Afrique : Convoitées, les mines de l’Angola, la RDC et la Tanzanie, font courir de nombreux investisseurs

Matières premières importantes pour la survie de diverses industries, les mines africaines constituent toujours un centre d’intérêt particulier pour les firmes internationales. Or, cuivre, diamant, … tour d’horizon (non exhaustif) des derniers deals.

Il y a quelques mois encore, les autorités angolaises vantaient leur destination pour les investissements miniers et il semble que cette opération de séduction commence à porter ses fruits. Du 16 au 29 décembre, la société publique angolaise de négoce de diamants (Sodiam) organisera une importante vente aux enchères de diamants bruts dont certains proviennent de la mine de Catoca, la quatrième plus grande mine à ciel ouvert au monde. Sur la liste figurent également deux diamants roses dont la valeur est estimée à plus 20 millions de dollars, selon des sources officielles.

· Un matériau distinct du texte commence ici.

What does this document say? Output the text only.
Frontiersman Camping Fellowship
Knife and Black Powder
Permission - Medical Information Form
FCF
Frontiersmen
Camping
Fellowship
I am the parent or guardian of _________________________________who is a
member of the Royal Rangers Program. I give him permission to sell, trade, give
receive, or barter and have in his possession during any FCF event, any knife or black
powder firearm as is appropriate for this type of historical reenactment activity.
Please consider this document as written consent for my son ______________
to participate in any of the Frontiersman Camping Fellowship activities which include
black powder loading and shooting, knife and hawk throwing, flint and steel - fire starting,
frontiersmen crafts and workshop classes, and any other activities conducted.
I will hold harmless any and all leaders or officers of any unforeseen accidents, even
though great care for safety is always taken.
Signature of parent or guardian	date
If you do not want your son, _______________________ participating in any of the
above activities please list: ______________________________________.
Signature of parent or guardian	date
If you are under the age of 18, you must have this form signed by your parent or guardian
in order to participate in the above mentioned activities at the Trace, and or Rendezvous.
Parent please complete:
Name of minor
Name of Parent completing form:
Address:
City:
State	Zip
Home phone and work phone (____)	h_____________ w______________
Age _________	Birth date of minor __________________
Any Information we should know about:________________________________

A côté, De Beers prépare ses pourparlers avec le gouvernement de Luanda pour convenir d’un accord d’exploration aurifère dans le nord-est du pays. Se disant encouragé par les récentes réformes, le conglomérat minier sud-africain a récemment soumissionné pour l’acquisition de licences. « L’Angola a fait des progrès significatifs vers la création d’un environnement d’investissement stable et plus prévisible dans lequel le peuple angolais peut directement bénéficier d’un investissement étranger direct accru », a déclaré par voie de communiqué Bruce Cleaver, PDG de De Beers Group, soulignant que l’activité de sa firme en Angola tiendrait compte de la donne environnementale et des communautés locales.

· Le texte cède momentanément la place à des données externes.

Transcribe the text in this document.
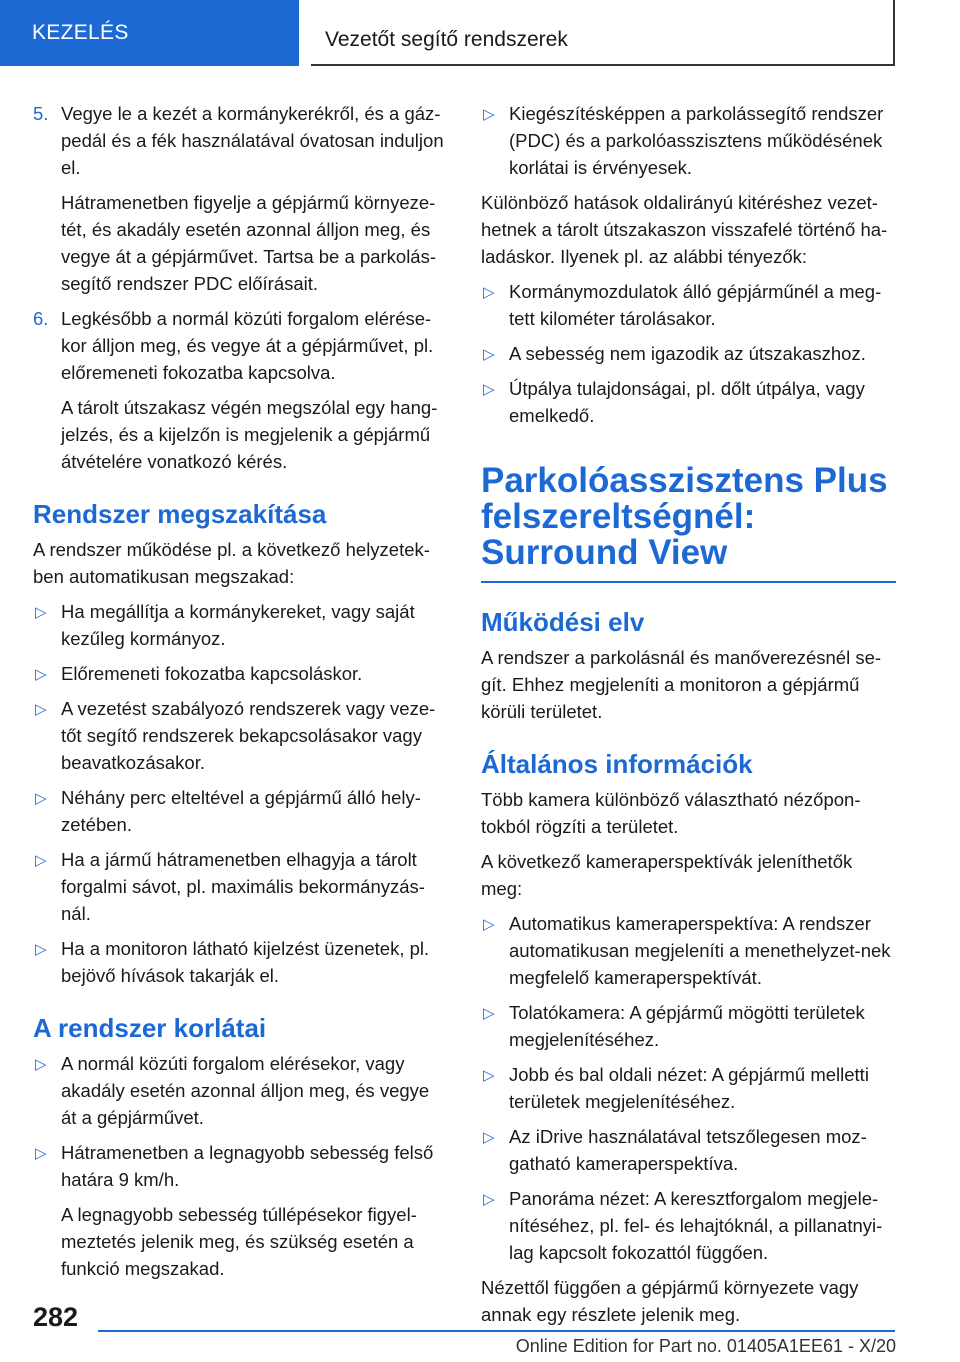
KEZELÉS	Vezetőt segítő rendszerek
5. Vegye le a kezét a kormánykerékről, és a gáz-pedál és a fék használatával óvatosan induljon el.
Hátramenetben figyelje a gépjármű környeze-tét, és akadály esetén azonnal álljon meg, és vegye át a gépjárművet. Tartsa be a parkolás-segítő rendszer PDC előírásait.
6. Legkésőbb a normál közúti forgalom elérése-kor álljon meg, és vegye át a gépjárművet, pl. előremeneti fokozatba kapcsolva.
A tárolt útszakasz végén megszólal egy hang-jelzés, és a kijelzőn is megjelenik a gépjármű átvételére vonatkozó kérés.
Rendszer megszakítása

A rendszer működése pl. a következő helyzetek-ben automatikusan megszakad:

▷ Ha megállítja a kormánykereket, vagy saját kezűleg kormányoz.
▷ Előremeneti fokozatba kapcsoláskor.
▷ A vezetést szabályozó rendszerek vagy veze-tőt segítő rendszerek bekapcsolásakor vagy beavatkozásakor.
▷ Néhány perc elteltével a gépjármű álló hely-zetében.
▷ Ha a jármű hátramenetben elhagyja a tárolt forgalmi sávot, pl. maximális bekormányzás-nál.
▷ Ha a monitoron látható kijelzést üzenetek, pl. bejövő hívások takarják el.
A rendszer korlátai
▷ A normál közúti forgalom elérésekor, vagy akadály esetén azonnal álljon meg, és vegye át a gépjárművet.
▷ Hátramenetben a legnagyobb sebesség felső határa 9 km/h.
A legnagyobb sebesség túllépésekor figyel-meztetés jelenik meg, és szükség esetén a funkció megszakad.
▷ Kiegészítésképpen a parkolássegítő rendszer (PDC) és a parkolóasszisztens működésének korlátai is érvényesek.

Különböző hatások oldalirányú kitéréshez vezet-hetnek a tárolt útszakaszon visszafelé történő ha-ladáskor. Ilyenek pl. az alábbi tényezők:

▷ Kormánymozdulatok álló gépjárműnél a meg-tett kilométer tárolásakor.
▷ A sebesség nem igazodik az útszakaszhoz.
▷ Útpálya tulajdonságai, pl. dőlt útpálya, vagy emelkedő.
Parkolóasszisztens Plus felszereltségnél: Surround View
Működési elv

A rendszer a parkolásnál és manőverezésnél se-gít. Ehhez megjeleníti a monitoron a gépjármű körüli területet.

Általános információk

Több kamera különböző választható nézőpon-tokból rögzíti a területet.

A következő kameraperspektívák jeleníthetők meg:

▷ Automatikus kameraperspektíva: A rendszer automatikusan megjeleníti a menethelyzet-nek megfelelő kameraperspektívát.
▷ Tolatókamera: A gépjármű mögötti területek megjelenítéséhez.
▷ Jobb és bal oldali nézet: A gépjármű melletti területek megjelenítéséhez.
▷ Az iDrive használatával tetszőlegesen moz-gatható kameraperspektíva.
▷ Panoráma nézet: A keresztforgalom megjele-nítéséhez, pl. fel- és lehajtóknál, a pillanatnyi-lag kapcsolt fokozattól függően.

Nézettől függően a gépjármű környezete vagy annak egy részlete jelenik meg.

282
Online Edition for Part no. 01405A1EE61 - X/20
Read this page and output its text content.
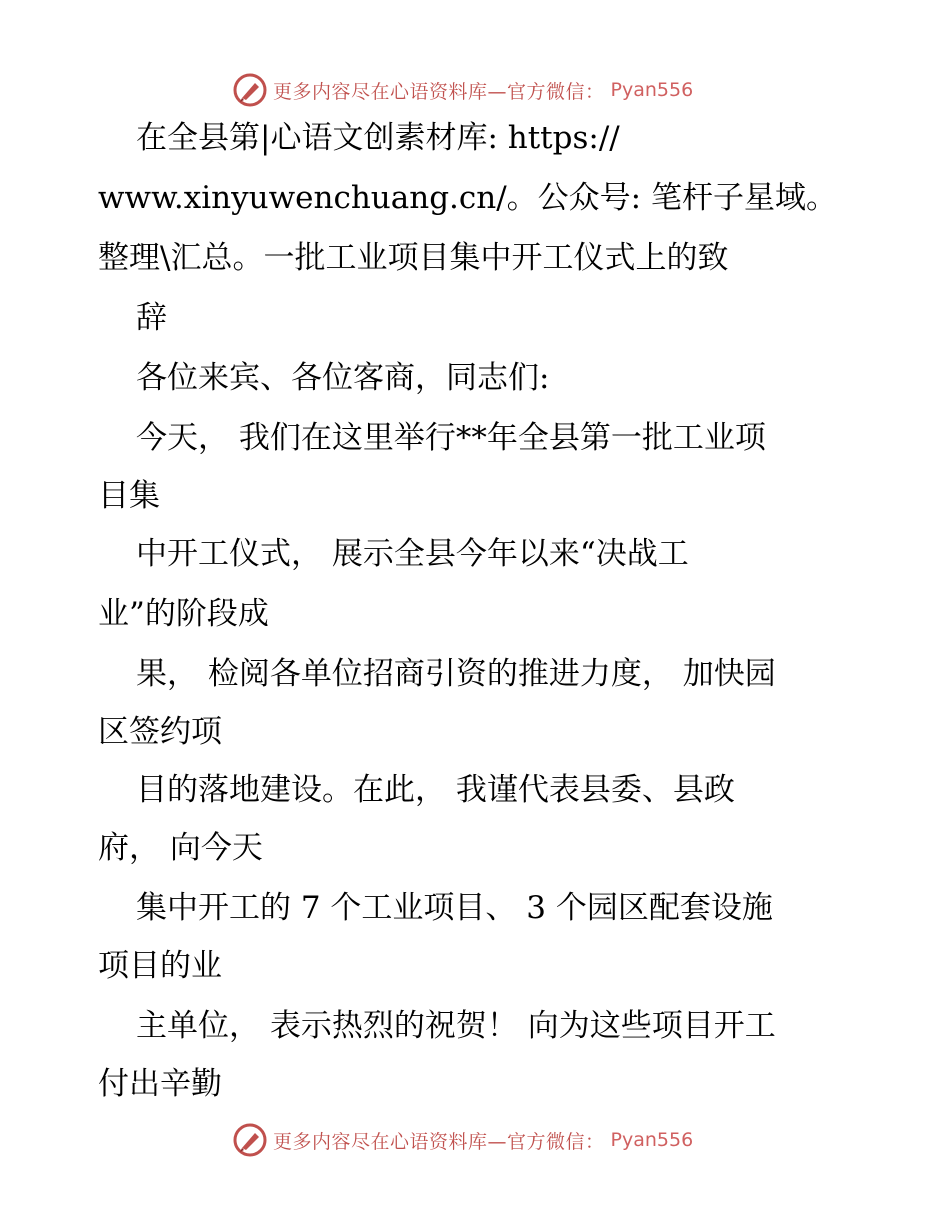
更多内容尽在心语资料库—官方微信： Pyan556
在全县第|心语文创素材库: https://
www.xinyuwenchuang.cn/。公众号: 笔杆子星域。
整理\汇总。一批工业项目集中开工仪式上的致
辞
各位来宾、各位客商，同志们:
今天， 我们在这里举行**年全县第一批工业项
目集
中开工仪式， 展示全县今年以来“决战工
业”的阶段成
果， 检阅各单位招商引资的推进力度， 加快园
区签约项
目的落地建设。在此， 我谨代表县委、县政
府， 向今天
集中开工的 7 个工业项目、 3 个园区配套设施
项目的业
主单位， 表示热烈的祝贺！ 向为这些项目开工
付出辛勤
更多内容尽在心语资料库—官方微信： Pyan556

La plus grande fonderie d’Afrique d’ici 2024 en RDC

En République démocratique du Congo (RDC), le chinois Zijin Mining va investir 769 millions de dollars dans la construction d’une fonderie pour son projet de cuivre Kamoa-Kakula aux côtés du canadien Ivanhoe Mines. Avec une mise en service prévue d’ici 2024, cette unité devrait fabriquer du blister, une forme de cuivre partiellement purifiée. Elle devrait démarrer avec une capacité de production de 500 000 tonnes par an, ce qui en fera la plus grande fonderie de cuivre d’Afrique.

L’Australie démontre également un intérêt particulier pour le secteur minier congolais qui arrive en tête des secteurs qui intéressent ce pays-contient. Son ambassadrice Bronte Moules a rencontré en novembre la ministre des Mines, Antoinette Samba Kalambayi, pour justement évoquer les opportunités à saisir pour les investisseurs australiens.

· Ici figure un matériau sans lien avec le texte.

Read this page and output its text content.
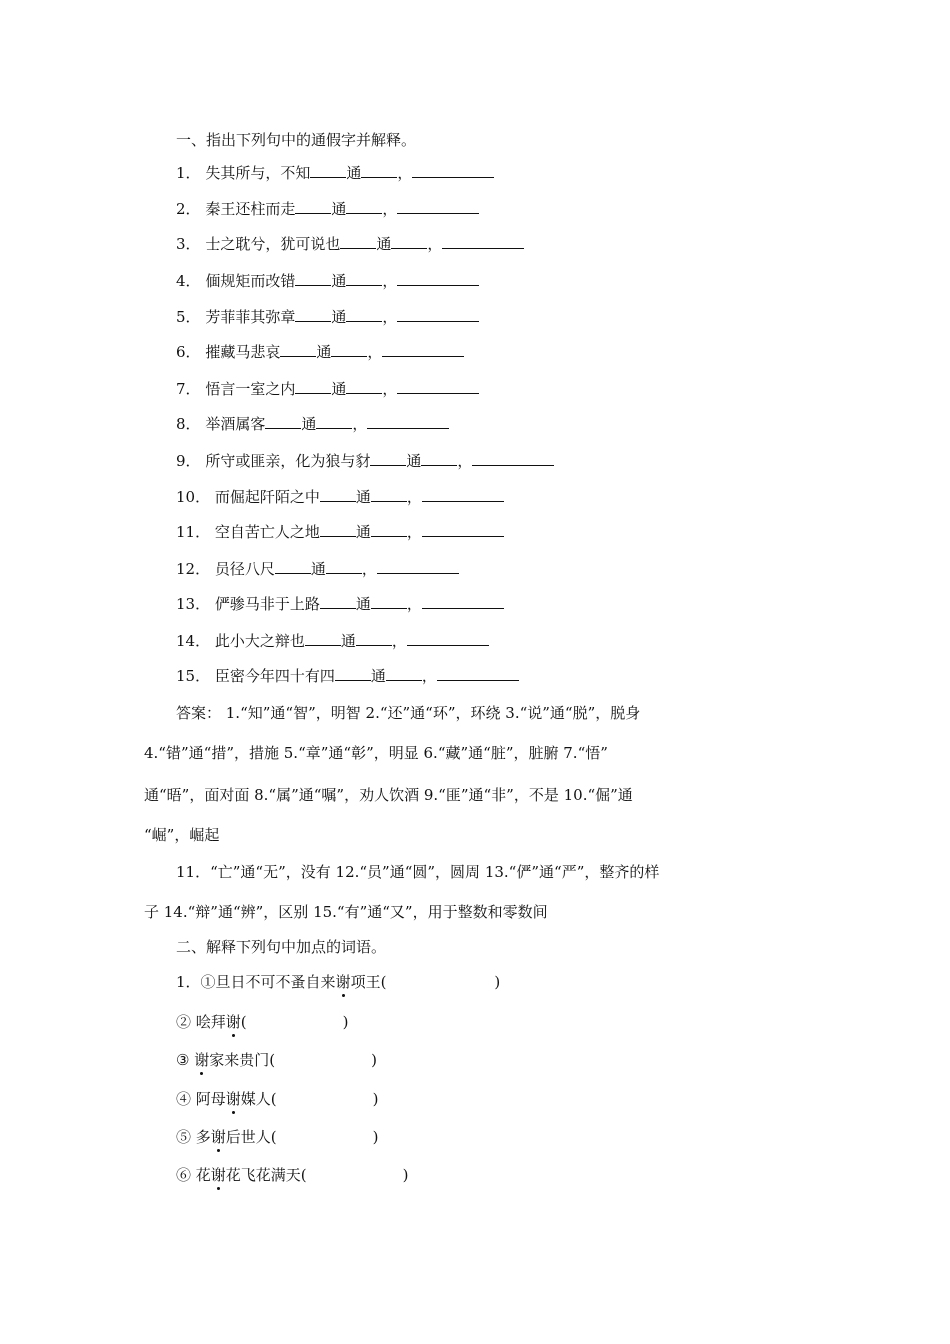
一、指出下列句中的通假字并解释。
1． 失其所与，不知 通 ，
2． 秦王还柱而走 通 ，
3． 士之耽兮，犹可说也 通 ，
4． 偭规矩而改错 通 ，
5． 芳菲菲其弥章 通 ，
6． 摧藏马悲哀 通 ，
7． 悟言一室之内 通 ，
8． 举酒属客 通 ，
9． 所守或匪亲，化为狼与豺 通 ，
10． 而倔起阡陌之中 通 ，
11． 空自苦亡人之地 通 ，
12． 员径八尺 通 ，
13． 俨骖马非于上路 通 ，
14． 此小大之辩也 通 ，
15． 臣密今年四十有四 通 ，
答案： 1.“知”通“智”，明智 2.“还”通“环”，环绕 3.“说”通“脱”，脱身
4.“错”通“措”，措施 5.“章”通“彰”，明显 6.“藏”通“脏”，脏腑 7.“悟”
通“晤”，面对面 8.“属”通“嘱”，劝人饮酒 9.“匪”通“非”，不是 10.“倔”通
“崛”，崛起
11．“亡”通“无”，没有 12.“员”通“圆”，圆周 13.“俨”通“严”，整齐的样
子 14.“辩”通“辨”，区别 15.“有”通“又”，用于整数和零数间
二、解释下列句中加点的词语。
1．①旦日不可不蚤自来谢项王(	)
② 哙拜谢(	)
③ 谢家来贵门(	)
④ 阿母谢媒人(	)
⑤ 多谢后世人(	)
⑥ 花谢花飞花满天(	)
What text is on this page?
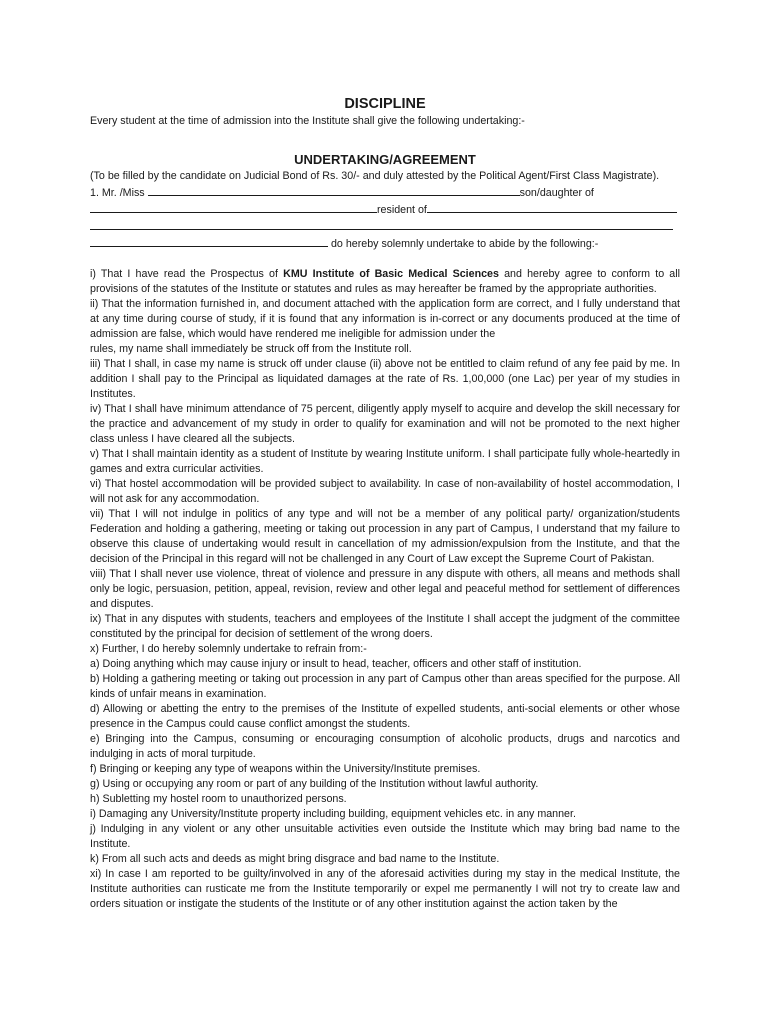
DISCIPLINE
Every student at the time of admission into the Institute shall give the following undertaking:-
UNDERTAKING/AGREEMENT
(To be filled by the candidate on Judicial Bond of Rs. 30/- and duly attested by the Political Agent/First Class Magistrate).
1. Mr. /Miss	son/daughter of
resident of
do hereby solemnly undertake to abide by the following:-

i) That I have read the Prospectus of KMU Institute of Basic Medical Sciences and hereby agree to conform to all provisions of the statutes of the Institute or statutes and rules as may hereafter be framed by the appropriate authorities.

ii) That the information furnished in, and document attached with the application form are correct, and I fully understand that at any time during course of study, if it is found that any information is in-correct or any documents produced at the time of admission are false, which would have rendered me ineligible for admission under the

rules, my name shall immediately be struck off from the Institute roll.

iii) That I shall, in case my name is struck off under clause (ii) above not be entitled to claim refund of any fee paid by me. In addition I shall pay to the Principal as liquidated damages at the rate of Rs. 1,00,000 (one Lac) per year of my studies in Institutes.

iv) That I shall have minimum attendance of 75 percent, diligently apply myself to acquire and develop the skill necessary for the practice and advancement of my study in order to qualify for examination and will not be promoted to the next higher class unless I have cleared all the subjects.

v) That I shall maintain identity as a student of Institute by wearing Institute uniform. I shall participate fully whole-heartedly in games and extra curricular activities.

vi) That hostel accommodation will be provided subject to availability. In case of non-availability of hostel accommodation, I will not ask for any accommodation.

vii) That I will not indulge in politics of any type and will not be a member of any political party/ organization/students Federation and holding a gathering, meeting or taking out procession in any part of Campus, I understand that my failure to observe this clause of undertaking would result in cancellation of my admission/expulsion from the Institute, and that the decision of the Principal in this regard will not be challenged in any Court of Law except the Supreme Court of Pakistan.

viii) That I shall never use violence, threat of violence and pressure in any dispute with others, all means and methods shall only be logic, persuasion, petition, appeal, revision, review and other legal and peaceful method for settlement of differences and disputes.

ix) That in any disputes with students, teachers and employees of the Institute I shall accept the judgment of the committee constituted by the principal for decision of settlement of the wrong doers.

x) Further, I do hereby solemnly undertake to refrain from:-

a) Doing anything which may cause injury or insult to head, teacher, officers and other staff of institution.

b) Holding a gathering meeting or taking out procession in any part of Campus other than areas specified for the purpose. All kinds of unfair means in examination.

d) Allowing or abetting the entry to the premises of the Institute of expelled students, anti-social elements or other whose presence in the Campus could cause conflict amongst the students.

e) Bringing into the Campus, consuming or encouraging consumption of alcoholic products, drugs and narcotics and indulging in acts of moral turpitude.

f) Bringing or keeping any type of weapons within the University/Institute premises.

g) Using or occupying any room or part of any building of the Institution without lawful authority.

h) Subletting my hostel room to unauthorized persons.

i) Damaging any University/Institute property including building, equipment vehicles etc. in any manner.

j) Indulging in any violent or any other unsuitable activities even outside the Institute which may bring bad name to the Institute.

k) From all such acts and deeds as might bring disgrace and bad name to the Institute.

xi) In case I am reported to be guilty/involved in any of the aforesaid activities during my stay in the medical Institute, the Institute authorities can rusticate me from the Institute temporarily or expel me permanently I will not try to create law and orders situation or instigate the students of the Institute or of any other institution against the action taken by the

Barrick Gold s’étend en Tanzanie

En Tanzanie, Barrick Gold étend son empreinte. Le minier canadien vient de décrocher six nouvelles licences via sa co-entreprise locale et prévoit d’y investir au-moins 9 millions de dollars. Déjà détenteur de North Mara, une mine d’or à ciel ouvert et souterraine située au nord du pays, Barrick Gold quant à l’avenir du secteur dans le pays.

L’australien Galileo dans le cuivre/or zambien dès 2022

Firme australienne cotée à la London Stock Exchange (LES), Galileo vient d’acquérir 50% de Shinganda, un projet minier de cuivre et d’or. Les travaux d’exploration seront lancés « au début de la nouvelle année », selon Collin Bird, PDG de Galileo, qui parie sur le haut potentiel de cette mine dans laquelle la firme est prête à investir davantage en capital.